Question

What is the derivative of $y=\tan \left( x \right)$?

Answer 1

In this question we have been asked to find the derivative of the given trigonometric function $\tan \left( x \right)$. We will first rewrite the expression in the form of the quotient of $\sin \left( x \right)$ and $\cos \left( x \right)$,then we will use the formula of derivative of the term in the form of $\dfrac{u}{v}$. We will use the formula $\dfrac{d}{dx}\dfrac{u}{v}=\dfrac{v\dfrac{du}{dx}-u\dfrac{dv}{dx}}{{{v}^{2}}}$ and simplify the terms to get the required solution.

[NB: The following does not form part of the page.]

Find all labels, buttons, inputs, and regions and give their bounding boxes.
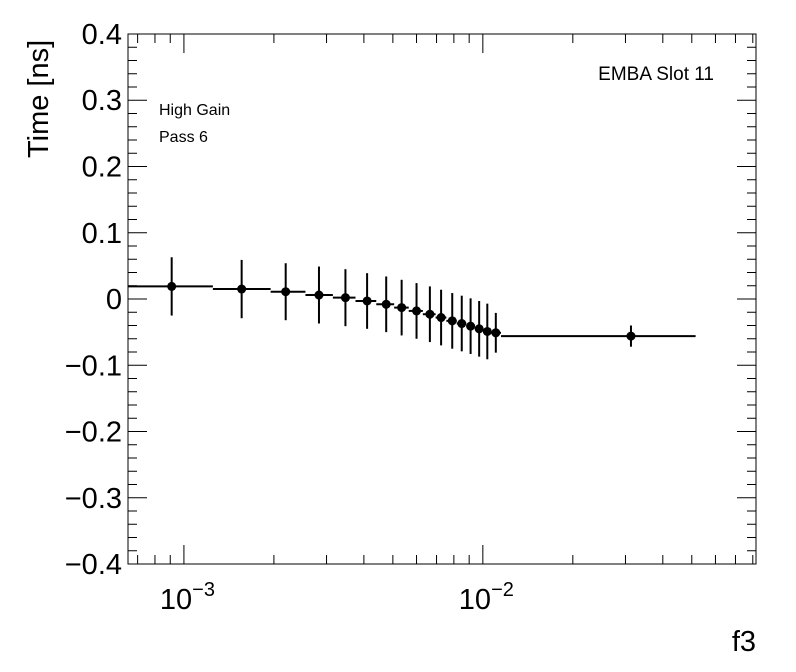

Complete step-by-step solution:
We have the term given to us as:
$\Rightarrow y=\tan \left( x \right)$
Since we have to find the derivative of the term, it can be written as:
$\Rightarrow y'=\dfrac{d}{dx}\tan \left( x \right)$
Now we know that $\tan \left( x \right)=\dfrac{\sin \left( x \right)}{\cos \left( x \right)}$ therefore, on substituting, we get:
$\Rightarrow y'=\dfrac{d}{dx}\dfrac{\sin \left( x \right)}{\cos \left( x \right)}$
We can see that the expression is in the form of the derivative of $\dfrac{u}{v}$.
On using the formula $\dfrac{d}{dx}\dfrac{u}{v}=\dfrac{v\dfrac{du}{dx}-u\dfrac{dv}{dx}}{{{v}^{2}}}$ on the expression, we get:
$\Rightarrow y'=\dfrac{\cos \left( x \right)\dfrac{d}{dx}\sin \left( x \right)-\sin \left( x \right)\dfrac{d}{dx}\cos \left( x \right)}{{{\cos }^{2}}\left( x \right)}$
Now we know that $\dfrac{d}{dx}\sin \left( x \right)=\cos \left( x \right)$,and $\dfrac{d}{dx}\cos \left( x \right)=-\sin \left( x \right)$ therefore on substituting them in the expression, we get:
$\Rightarrow y'=\dfrac{\cos \left( x \right)\cos \left( x \right)-\sin \left( x \right)\left( -\sin \left( x \right) \right)}{{{\cos }^{2}}\left( x \right)}$
Now we know that the multiplication of two negative terms yields a positive term therefore, on simplifying the terms in the numerator, we get:
$\Rightarrow y'=\dfrac{{{\cos }^{2}}\left( x \right)+{{\sin }^{2}}\left( x \right)}{{{\cos }^{2}}\left( x \right)}$
Now we know the trigonometric identity that ${{\sin }^{2}}\left( x \right)+{{\cos }^{2}}\left( x \right)=1$ therefore on substituting, we get:
$\Rightarrow y'=\dfrac{1}{{{\cos }^{2}}\left( x \right)}$
Now we know that $\dfrac{1}{\cos \left( x \right)}=\sec \left( x \right)$ therefore, we get:
$\Rightarrow y'={{\sec }^{2}}x$, which is the required derivative.
Therefore, we can write:
$\Rightarrow \dfrac{d}{dx}\tan \left( x \right)={{\sec }^{2}}\left( x \right)$, which is the required solution.

Note: The solution found in this question should be remembered as a direct result or formula of the term $y=\tan \left( x \right)$ and substituted in questions wherever derivative of $\tan \left( x \right)$ is required. It is to be remembered that differentiation is the inverse of integration. If the derivative of a term $a$ is $b$, then the integration of the term $b$ will be $a$.